La construction prochaine d’un centre d’hébergement, destiné à accueillir en priorité les personnes prises en charge par le Samu social, aux abords du bois de Boulogne, dans le 16e arrondissement de Paris déchaine la colère de certains riverains. Deux cents places pendant trois ans : le projet de la mairie de Paris demeure pourtant modeste alors que, selon l’Insee, 28 800 personnes seraient sans domicile fixe dans l’agglomération parisienne. De quoi ce malaise est-il donc le nom ? L’anthropologue et philosophe Patrick Declerck, qui a notamment signé Les Naufragés. Avec les clochards de Paris (Plon, 2001) et Le Sang nouveau est arrivé. L’horreur SDF (Gallimard, 2005), identifie les ressorts d’une peur diffuse.
Comment comprendre la violence de la réaction des riverains du 16e arrondissement, à l’annonce de la construction d’un centre d’hébergement d’urgence ?
Patrick Declerck : La violence des réactions démontre que nous ne supportons pas d’avoir près de nous des personnes qui risqueraient d’apparaître comme nos doubles, avec les mêmes besoins, la même logique, le même rapport au monde. L’un des facteurs fondamentaux de séparation de l’humanité est l’argent. Il est le théâtre parfait de la mise en scène de tous les fantasmes, tous les non-dits, toutes les agressions, toutes les violences. L’argent est un équivalent ontologiquement creux, ce n’est que du papier et du métal, mais symboliquement riche de bonheur. On le considère comme une protection contre la mort et l’effondrement de tout sens, ce qu’il n’est bien sûr pas. Il produit une existence sociale composée d’un malaise permanent, parce qu’elle est fausse. D’où la nécessité d’entretenir une distance maximale entre ce monde factice et fantasmatique de l’argent, et la réalité, la vraie. Cette dernière peut se résumer ainsi : Homo sapiens reste toujours Homo sapiens. On peut le regretter, et certains ne s’en privent visiblement pas ; néanmoins, avec ou sans carte bancaire, avec ou sans Chanel, il est et reste toujours Homo sapiens. Voilà l’insupportable vérité.

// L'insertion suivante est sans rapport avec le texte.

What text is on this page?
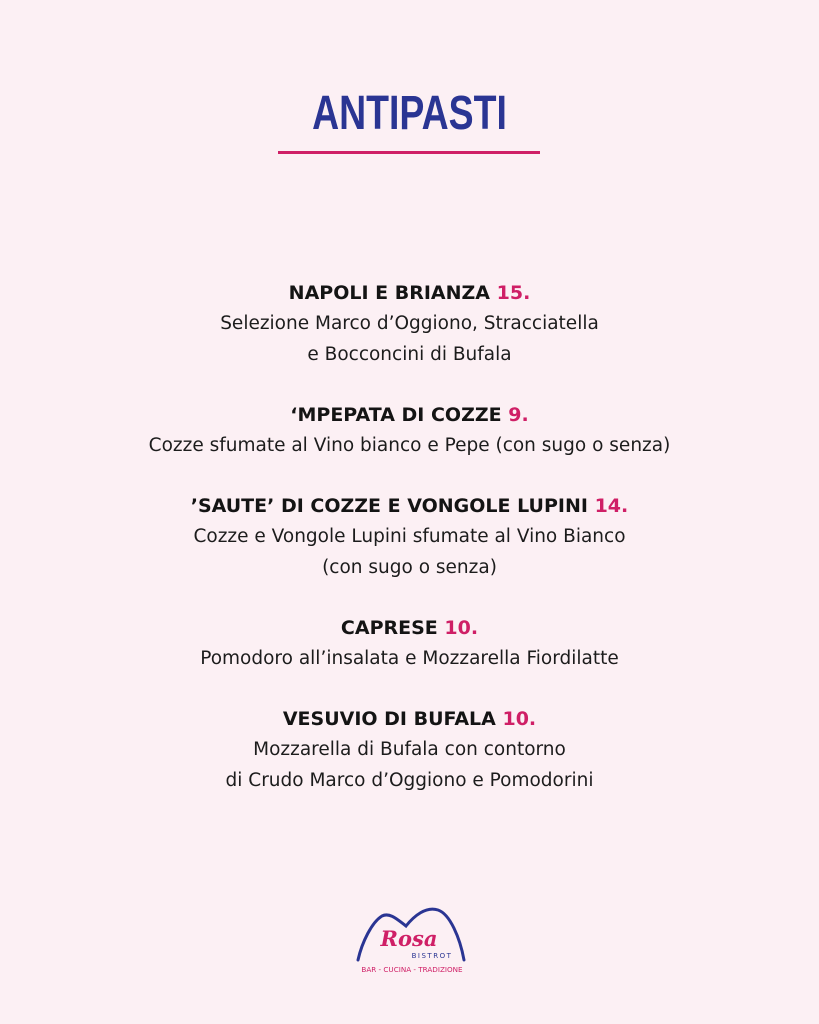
ANTIPASTI
NAPOLI E BRIANZA 15.
Selezione Marco d’Oggiono, Stracciatella
e Bocconcini di Bufala
‘MPEPATA DI COZZE 9.
Cozze sfumate al Vino bianco e Pepe (con sugo o senza)
’SAUTE’ DI COZZE E VONGOLE LUPINI 14.
Cozze e Vongole Lupini sfumate al Vino Bianco
(con sugo o senza)
CAPRESE 10.
Pomodoro all’insalata e Mozzarella Fiordilatte
VESUVIO DI BUFALA 10.
Mozzarella di Bufala con contorno
di Crudo Marco d’Oggiono e Pomodorini
Rosa
BISTROT
BAR - CUCINA - TRADIZIONE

De quoi a-t-on peur exactement ?
Au-delà de la crainte d’imaginer devoir perdre une fraction de ses avantages, de ses richesses, il y a la terreur d’une perte d’identité socio-économique. D’où la rage : on ne veut pas être confrontés à une image de l’humanité qui n’a rien à voir avec celle que l’on se fait de soi. Les habitants du 16e arrondissement ont bâti cet espace comme un château fort social marqué par une certaine fermeture cognitive, dans lequel une population s’illusionne de vivre protégée. C’est pourquoi l’optimisme me paraît impossible : l’idée d’une communauté générale de l’humanité solidaire est une pure illusion ontologico-métaphysique. C’est certes un idéal, mais l’histoire de l’humanité ne cesse d’en démontrer l’impossibilité.